I processed the data using DARLA (http://darla.dartmouth.edu) using its automatic speech recognition option. I didn't have the time to transcribe the data myself, and I didn't find it necessary, really. DARLA admits that its word-level transcriptions are not completely reliable, but that it does do a pretty good job at at least getting the vowels correct. Comparing this output to the script I read, I'd say that's about right.

After DARLA did its automatic transcription, it sent the audio and transcription to be force aligned. At the time, Prosody-Lab was used.
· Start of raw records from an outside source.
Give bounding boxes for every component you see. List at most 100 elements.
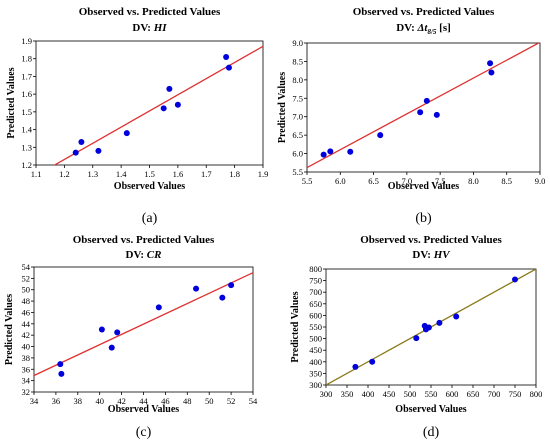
- x-tick-label: 48: [183, 396, 192, 406]
- subtitle-variable: HI: [153, 22, 168, 34]
- data-point: [193, 285, 200, 292]
- x-tick-label: 5.5: [302, 176, 313, 186]
- x-tick-label: 7.0: [402, 176, 413, 186]
- subtitle-prefix: DV:: [132, 22, 153, 34]
- chart-panel-4: Observed vs. Predicted Values DV: HV 300 35…: [290, 234, 542, 440]
- chart-subtitle: DV: CR: [126, 249, 162, 261]
- x-tick-label: 7.5: [435, 176, 446, 186]
- x-tick-label: 650: [467, 389, 480, 399]
- y-tick-label: 1.6: [21, 89, 32, 99]
- x-tick-label: 9.0: [535, 176, 546, 186]
- x-tick-label: 8.0: [468, 176, 479, 186]
- data-point: [487, 60, 494, 67]
- subtitle-prefix: DV:: [396, 22, 417, 34]
- subtitle-suffix: [s]: [436, 22, 450, 34]
- subtitle-variable: CR: [147, 249, 162, 261]
- y-tick-label: 650: [309, 299, 322, 309]
- y-axis-label: Predicted Values: [4, 294, 15, 365]
- data-point: [98, 326, 105, 333]
- data-point: [347, 148, 354, 155]
- x-tick-label: 6.0: [335, 176, 346, 186]
- data-point: [57, 361, 64, 368]
- x-tick-label: 500: [404, 389, 417, 399]
- x-tick-label: 1.9: [258, 169, 269, 179]
- data-point: [72, 149, 79, 156]
- x-tick-label: 1.4: [116, 169, 127, 179]
- y-tick-label: 800: [309, 264, 322, 274]
- data-point: [423, 97, 430, 104]
- x-tick-label: 300: [320, 389, 333, 399]
- data-point: [436, 319, 443, 326]
- data-point: [95, 147, 102, 154]
- data-point: [453, 313, 460, 320]
- data-point: [413, 335, 420, 342]
- y-axis-label: Predicted Values: [6, 67, 17, 138]
- chart-title: Observed vs. Predicted Values: [73, 234, 215, 246]
- x-tick-label: 400: [362, 389, 375, 399]
- x-tick-label: 36: [52, 396, 61, 406]
- subtitle-prefix: DV:: [412, 249, 433, 261]
- data-point: [228, 282, 235, 289]
- x-tick-label: 1.7: [201, 169, 212, 179]
- y-tick-label: 7.0: [292, 112, 303, 122]
- x-tick-label: 38: [74, 396, 83, 406]
- data-point: [114, 329, 121, 336]
- y-axis-label: Predicted Values: [277, 72, 288, 143]
- x-tick-label: 1.6: [173, 169, 184, 179]
- x-tick-label: 1.5: [144, 169, 155, 179]
- y-tick-label: 450: [309, 345, 322, 355]
- chart-subtitle: DV: HV: [412, 249, 451, 261]
- y-tick-label: 6.0: [292, 149, 303, 159]
- x-tick-label: 54: [249, 396, 258, 406]
- x-tick-label: 750: [509, 389, 522, 399]
- y-tick-label: 8.0: [292, 75, 303, 85]
- panel-label: (b): [415, 211, 432, 226]
- data-point: [58, 370, 65, 377]
- x-tick-label: 700: [488, 389, 501, 399]
- chart-subtitle: DV: HI: [132, 22, 167, 34]
- y-tick-label: 6.5: [292, 130, 303, 140]
- y-tick-label: 32: [22, 387, 31, 397]
- chart-title: Observed vs. Predicted Values: [79, 6, 221, 18]
- x-tick-label: 44: [139, 396, 148, 406]
- data-point: [488, 69, 495, 76]
- x-tick-label: 550: [425, 389, 438, 399]
- data-point: [160, 105, 167, 112]
- y-tick-label: 48: [22, 296, 31, 306]
- data-point: [377, 132, 384, 139]
- x-tick-label: 450: [383, 389, 396, 399]
- data-point: [433, 111, 440, 118]
- plot-area: [306, 42, 541, 173]
- subtitle-variable: HV: [433, 249, 452, 261]
- subtitle-subscript: 8/5: [427, 28, 436, 36]
- y-tick-label: 550: [309, 322, 322, 332]
- y-tick-label: 5.5: [292, 167, 303, 177]
- plot-area: [33, 266, 254, 393]
- panel-label: (a): [142, 211, 158, 226]
- y-tick-label: 36: [22, 364, 31, 374]
- y-tick-label: 600: [309, 310, 322, 320]
- y-tick-label: 46: [22, 307, 31, 317]
- y-tick-label: 1.2: [21, 160, 32, 170]
- data-point: [78, 138, 85, 145]
- y-tick-label: 8.5: [292, 56, 303, 66]
- y-tick-label: 54: [22, 262, 31, 272]
- data-point: [225, 64, 232, 71]
- y-tick-label: 1.9: [21, 36, 32, 46]
- subtitle-variable: Δt: [417, 22, 429, 34]
- x-axis-label: Observed Values: [395, 404, 467, 415]
- data-point: [512, 276, 518, 283]
- data-point: [123, 130, 130, 137]
- x-tick-label: 40: [95, 396, 104, 406]
- x-tick-label: 42: [117, 396, 126, 406]
- data-point: [223, 53, 230, 60]
- y-tick-label: 7.5: [292, 93, 303, 103]
- x-tick-label: 600: [446, 389, 459, 399]
- y-axis-label: Predicted Values: [290, 291, 301, 362]
- x-tick-label: 6.5: [368, 176, 379, 186]
- chart-panel-2: Observed vs. Predicted Values DV: Δt8/5 […: [277, 6, 545, 226]
- chart-subtitle: DV: Δt8/5 [s]: [396, 22, 451, 36]
- x-tick-label: 50: [205, 396, 214, 406]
Finally, DARLA sends the audio and phoneme-level transcriptions to FAVE for formant extraction. The resulting dataset is very nearly the same as the one that FAVE produced. The only modifications are in the first few metadata columns.

This dataset is useful for two reasons. First, I use this code in a lot of my R workshops; if you have FAVE-produced data yourself, you'll be able to follow along using your own data with minimal modifications to the code. Second, it's a great example of noisy data, which is useful when demonstrating functions that detect outliers.

Metadata about the speaker: White male, born in 1989 in suburban St. Louis where I lived until I was 18. Parents are from upstate New York and Minnesota. Lived in Utah, Brazil, and Georgia as an adult. Data was recorded July 2020 (age 31).